The proposed array of spin torque oscillators consist of hexagonally ordered cobalt nanowires electrodeposited in anodized alumina template. These nanowires will serve as spin current injectors into a thin ferromagnetic film common to all injectors. Spin currents will be generated by either voltages or thermal gradients applied across the nanowires. Coupling among the individual spin torque oscillators will be facilitated by spin waves propagating in the common ferromagnetic layer. Ultrafast electrical detection of magneto-dynamics, broadband ferromagnetic resonance and magnetic force microscopy will be used to characterize the nonlinear magnetization dynamics in the array of spin torque oscillators.
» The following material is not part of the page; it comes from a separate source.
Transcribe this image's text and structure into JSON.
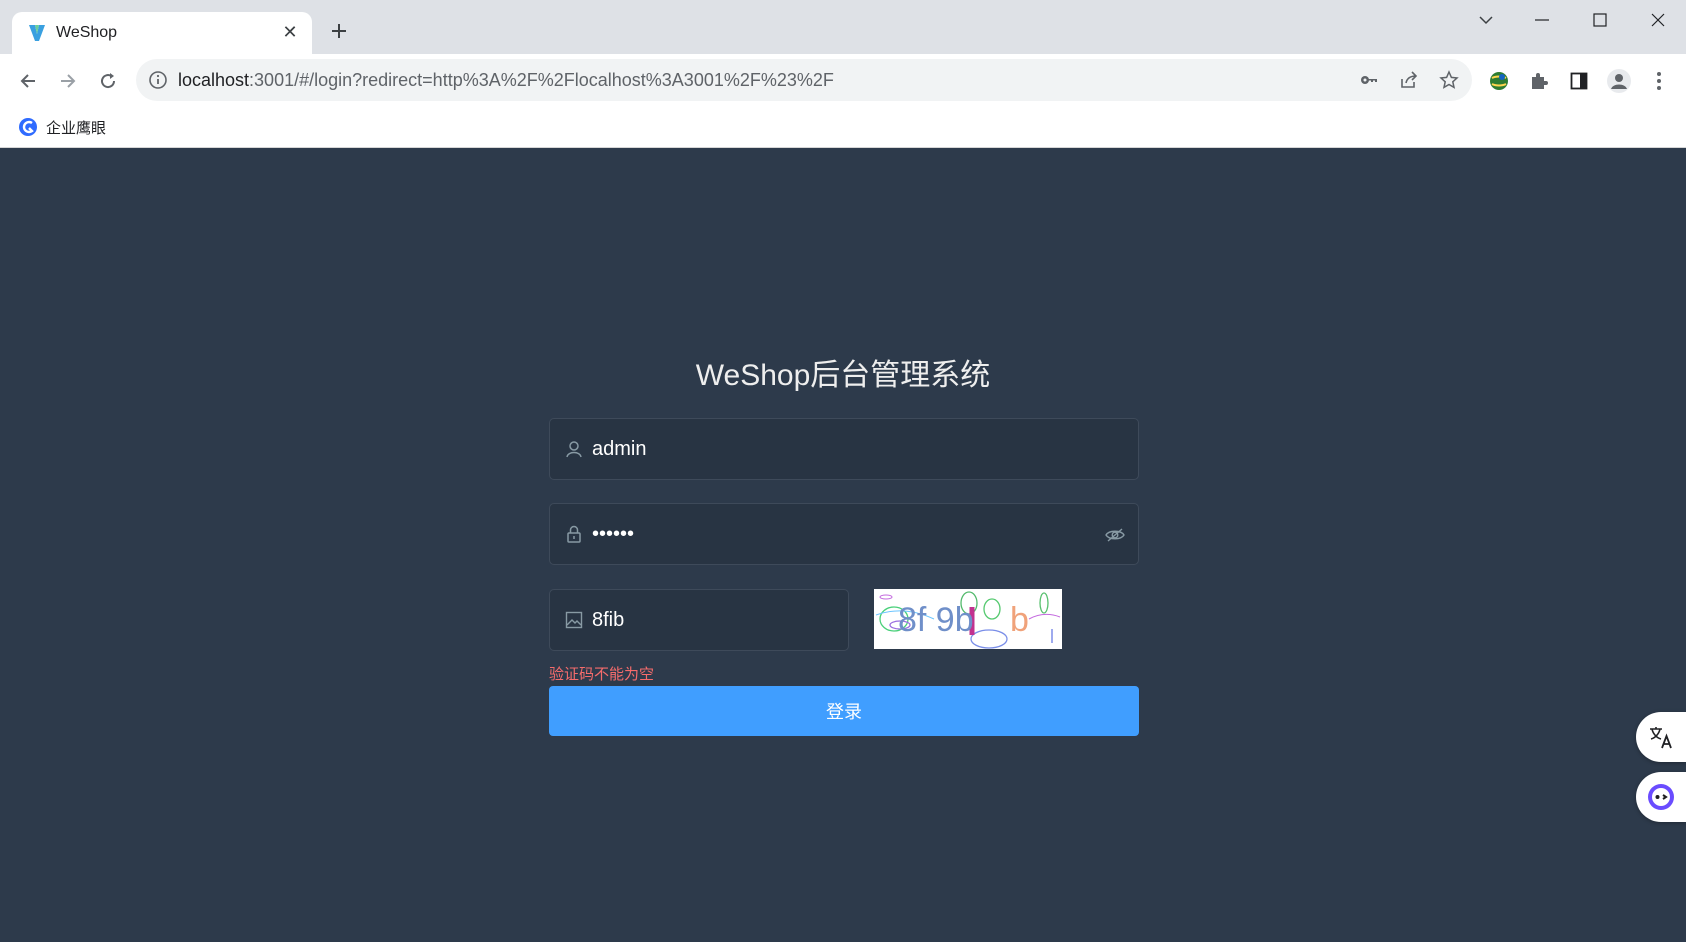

The proposed research will advance the understanding of the large-amplitude magnetization dynamics driven by electric and spin currents, which is important for the development of the next generation ultrafast and non-volatile magneto-electronic devices such as hard drive read heads and wireless communication systems. This research program will also benchmark the relative strength of thermally driven spin currents against the more common spin-polarized electric currents in the same system.
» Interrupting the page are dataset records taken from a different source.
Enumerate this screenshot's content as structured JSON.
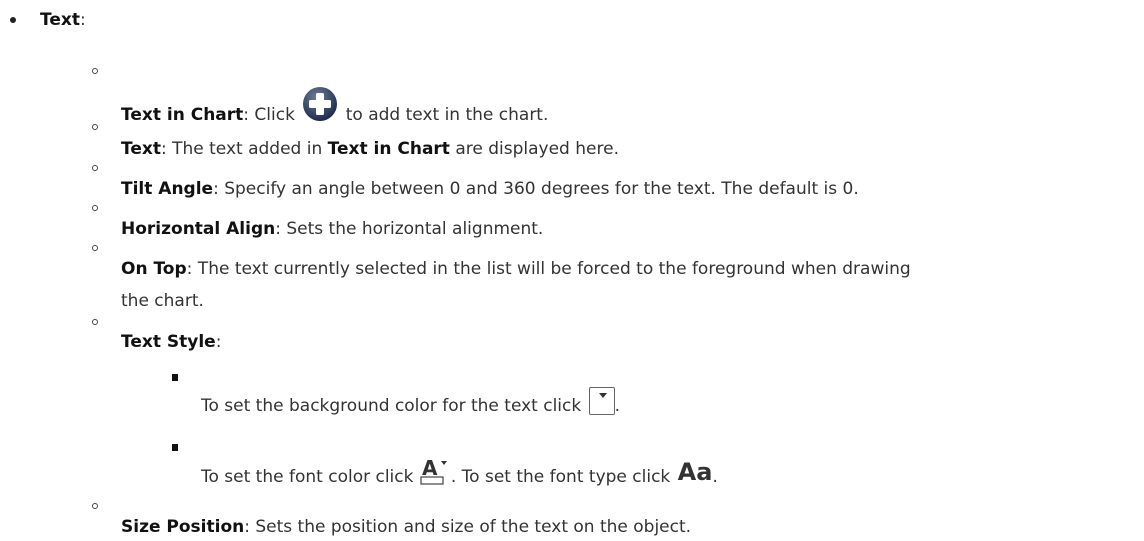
{
  "top": {
    "term": "Text",
    "suffix": ":"
  },
  "items": {
    "text_in_chart": {
      "term": "Text in Chart",
      "before": ": Click ",
      "after": " to add text in the chart."
    },
    "text": {
      "term": "Text",
      "before": ": The text added in ",
      "link": "Text in Chart",
      "after": " are displayed here."
    },
    "tilt_angle": {
      "term": "Tilt Angle",
      "desc": ": Specify an angle between 0 and 360 degrees for the text. The default is 0."
    },
    "horizontal_align": {
      "term": "Horizontal Align",
      "desc": ": Sets the horizontal alignment."
    },
    "on_top": {
      "term": "On Top",
      "desc_line1": ": The text currently selected in the list will be forced to the foreground when drawing",
      "desc_line2": "the chart."
    },
    "text_style": {
      "term": "Text Style",
      "suffix": ":"
    },
    "size_position": {
      "term": "Size Position",
      "desc": ": Sets the position and size of the text on the object."
    }
  },
  "style_items": {
    "background": {
      "before": "To set the background color for the text click ",
      "after": "."
    },
    "font": {
      "before": "To set the font color click ",
      "middle": ". To set the font type click ",
      "font_glyph": "Aa",
      "after": "."
    }
  },
  "icons": {
    "add": "plus-circle-icon",
    "background_color": "dropdown-icon",
    "font_color": "font-color-icon",
    "font_type": "font-type-icon"
  }
}
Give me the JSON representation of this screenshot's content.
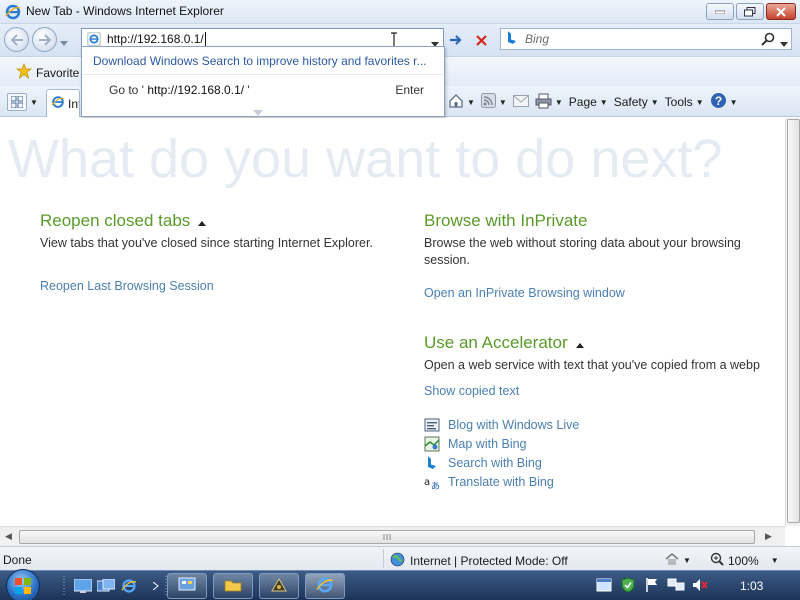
{
  "window": {
    "title": "New Tab - Windows Internet Explorer"
  },
  "navbar": {
    "address_value": "http://192.168.0.1/",
    "search_placeholder": "Bing"
  },
  "autocomplete": {
    "hint": "Download Windows Search to improve history and favorites r...",
    "goto_prefix": "Go to '",
    "goto_url": "http://192.168.0.1/",
    "goto_suffix": "'",
    "enter_label": "Enter"
  },
  "favorites": {
    "label": "Favorite"
  },
  "tab": {
    "label": "Int"
  },
  "commandbar": {
    "page_label": "Page",
    "safety_label": "Safety",
    "tools_label": "Tools"
  },
  "content": {
    "hero": "What do you want to do next?",
    "reopen": {
      "title": "Reopen closed tabs",
      "desc": "View tabs that you've closed since starting Internet Explorer.",
      "link": "Reopen Last Browsing Session"
    },
    "inprivate": {
      "title": "Browse with InPrivate",
      "desc": "Browse the web without storing data about your browsing session.",
      "link": "Open an InPrivate Browsing window"
    },
    "accelerator": {
      "title": "Use an Accelerator",
      "desc": "Open a web service with text that you've copied from a webp",
      "link": "Show copied text",
      "items": [
        {
          "label": "Blog with Windows Live",
          "icon": "blog-icon"
        },
        {
          "label": "Map with Bing",
          "icon": "map-icon"
        },
        {
          "label": "Search with Bing",
          "icon": "bing-icon"
        },
        {
          "label": "Translate with Bing",
          "icon": "translate-icon"
        }
      ]
    }
  },
  "statusbar": {
    "status": "Done",
    "zone": "Internet | Protected Mode: Off",
    "zoom": "100%"
  },
  "taskbar": {
    "clock": "1:03"
  },
  "colors": {
    "link": "#4a7fb0",
    "heading": "#5a9a2a",
    "hero": "#e6ebf3"
  }
}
Broader impact of the proposed activity: The microwave voltage controlled oscillator developed in this research will have a significant technological impact on information storage and telecommunication industries. PhD students, as well as undergraduates and high school students will take part in this program under the guidance of the investigators. The practical training in nanofabrication and unique measurement techniques offered by this program will prepare specialists for the USA magneto-electronics industry that are currently undergoing a rapid transition from micro- to nano-scale. The PIs will continue to attract underrepresented students from minority-serving institutions, such as California State Universities, as well as local K-12 students to participate in the research projects. In the education curriculum, all investigators have developed courses on nanoscience and nanotechnology with a series of demonstrations for graduate and undergraduate students.
This project is jointly funded by the Electronics, Photonics, and Magnetic Devices Program (EPMD) in the Division of Electrical, Communications and Cyber Systems (ECCS) and by the Electronic and Photonic Materials Program (EPM) in the Division of Materials Research (DMR).